Immigration has been at the forefront of this back-and-forth. Trump set his sights on California’s stance on the issue while on the campaign trail, attacking the “sanctuary city” and “sanctuary state” laws that limit local law enforcement cooperation with US Immigration and Customs Enforcement (Ice).

The state has stood behind its policies and went on to challenge Trump’s travel ban on Muslim-majority countries and his decision to end the Deferred Action for Childhood Arrivals (Daca) program. California later joined a 17 other states in a lawsuit to force officials to reunite migrant families separated at the border.

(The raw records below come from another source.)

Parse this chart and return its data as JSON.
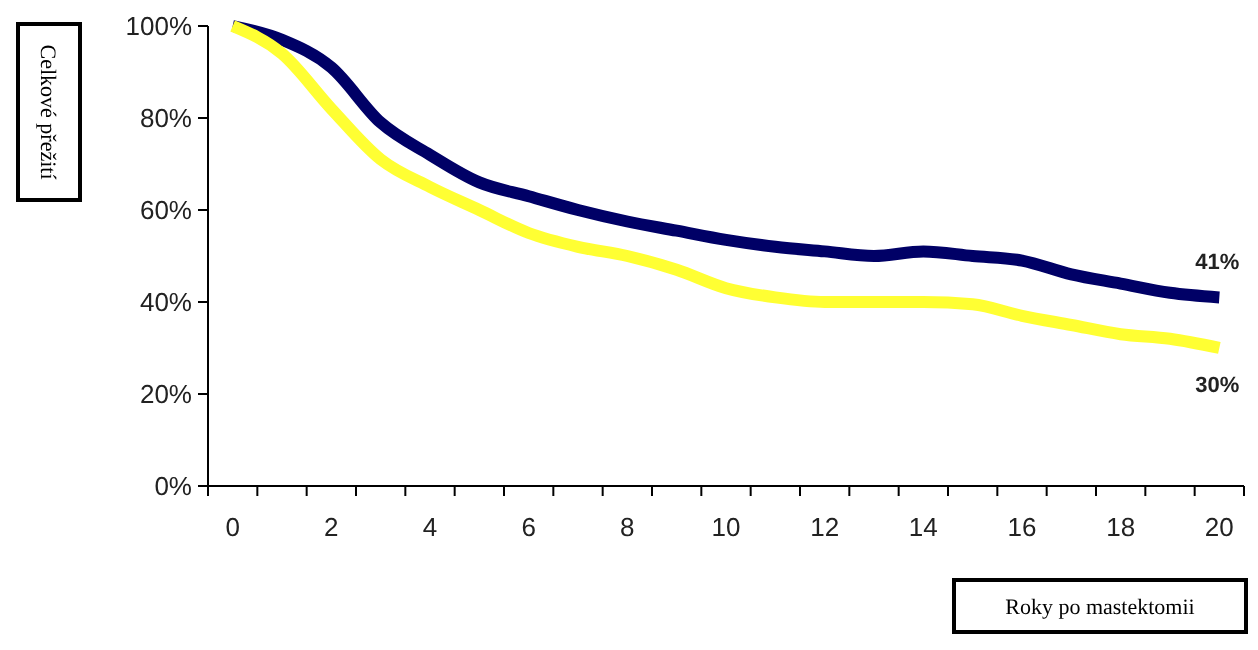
{
  "chart_data": {
    "type": "line",
    "ylabel": "Celkové přežití",
    "xlabel": "Roky po mastektomii",
    "categories": [
      "0",
      null,
      "2",
      null,
      "4",
      null,
      "6",
      null,
      "8",
      null,
      "10",
      null,
      "12",
      null,
      "14",
      null,
      "16",
      null,
      "18",
      null,
      "20"
    ],
    "series": [
      {
        "color": "#000066",
        "values": [
          100,
          97,
          91,
          79,
          72,
          66,
          63,
          60,
          57.5,
          55.5,
          53.5,
          52,
          51,
          50,
          51,
          50,
          49,
          46,
          44,
          42,
          41
        ]
      },
      {
        "color": "#ffff33",
        "values": [
          100,
          94,
          82,
          71,
          65,
          60,
          55,
          52,
          50,
          47,
          43,
          41,
          40,
          40,
          40,
          39.5,
          37,
          35,
          33,
          32,
          30
        ]
      }
    ],
    "annotations": [
      {
        "text": "41%",
        "x": "20",
        "y": 41
      },
      {
        "text": "30%",
        "x": "20",
        "y": 30
      }
    ],
    "ylim": [
      0,
      100
    ],
    "yticks": [
      {
        "value": 0,
        "label": "0%"
      },
      {
        "value": 20,
        "label": "20%"
      },
      {
        "value": 40,
        "label": "40%"
      },
      {
        "value": 60,
        "label": "60%"
      },
      {
        "value": 80,
        "label": "80%"
      },
      {
        "value": 100,
        "label": "100%"
      }
    ],
    "grid": false,
    "marker": "none",
    "line_style": "solid"
  }
}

Agents for immigration and customs enforcement, however, have amped up enforcement, arresting hundreds in targeted raids in sanctuary cities. In March, the justice department sued California, accusing the state of interfering with the enforcement of immigration laws.

Environmental standards have been a sore spot between California and the Trump administration as well, with the Environmental Protection Agency announcing in April that it would ease emissions standards for cars and trucks and revoke California’s ability under the Clean Air Act to impose its own greenhouse gas standards. The state filed a lawsuit against the EPA in May.

Negotiations between the state and the administration over the emissions standards fell apart on Wednesday, said Senator Tom Carper, the top Democrat on the environment and public works committee.

“This administration’s negotiations with the state of California over fuel economy and greenhouse gas emissions standards have been superficial and scant at best, or duplicitous and designed to fail at worst,” Carper said in a statement. “While I am deeply disappointed by today’s confirmation by the administration that these negotiations are over, it’s difficult for me to understand how that is the case if discussions never seriously began in the first place.”

In August, Trump blamed the state’s “bad environmental laws” for the wildfires that burned up much of the state and killed dozens. His comments did not go over well, even when he visited the hard-hit town of Paradise, which he incorrectly referred to as “Pleasure.”

In a way, the latest announcement over the federal funding for the high-speed rail project can also be traced back to differing views on the environment. High-speed rail advocates had hoped that the multi-decade, $77bn endeavor connecting eight of the state’s largest cities by the nation’s first bullet train would finally solve the state’s notorious traffic issue and lessen the subsequent air pollution created by stalled vehicles.

When Newsom declared in his state of the state address that “the project, as currently planned, would cost too much and take too long”, Trump took that as an indication that “California has been forced to cancel the massive bullet train project after having spent and wasted many billions of dollars.”

He called it a “‘green’ disaster,” to which Newsom responded, “The train is leaving the station – better get on board!” His office later clarified that he only meant that “we have to be realistic about the project”.

A week later, the US Department of Transportation announced that it intended to cancel $929m in federal grant funds and “is actively exploring every legal option to seek the return from California of $2.5bn in federal funds FRA (Federal Railroad Administration) previously granted”.

The announcement came after California filed a lawsuit against the Trump administration over the president’s national emergency declaration – and hours after Trump tweeted, “The failed Fast Train project in California, where the cost overruns are becoming world record setting, is hundreds of times more expensive than the desperately needed Wall!”

“It’s no coincidence that the administration’s threat comes 24 hours after California led 16 states in challenging the president’s farcical ‘national emergency’,” Newsom said in a statement. “The president even tied the two issues together in a tweet this morning. This is clear political retribution by President Trump, and we won’t sit idly by. This is California’s money, and we are going to fight for it.”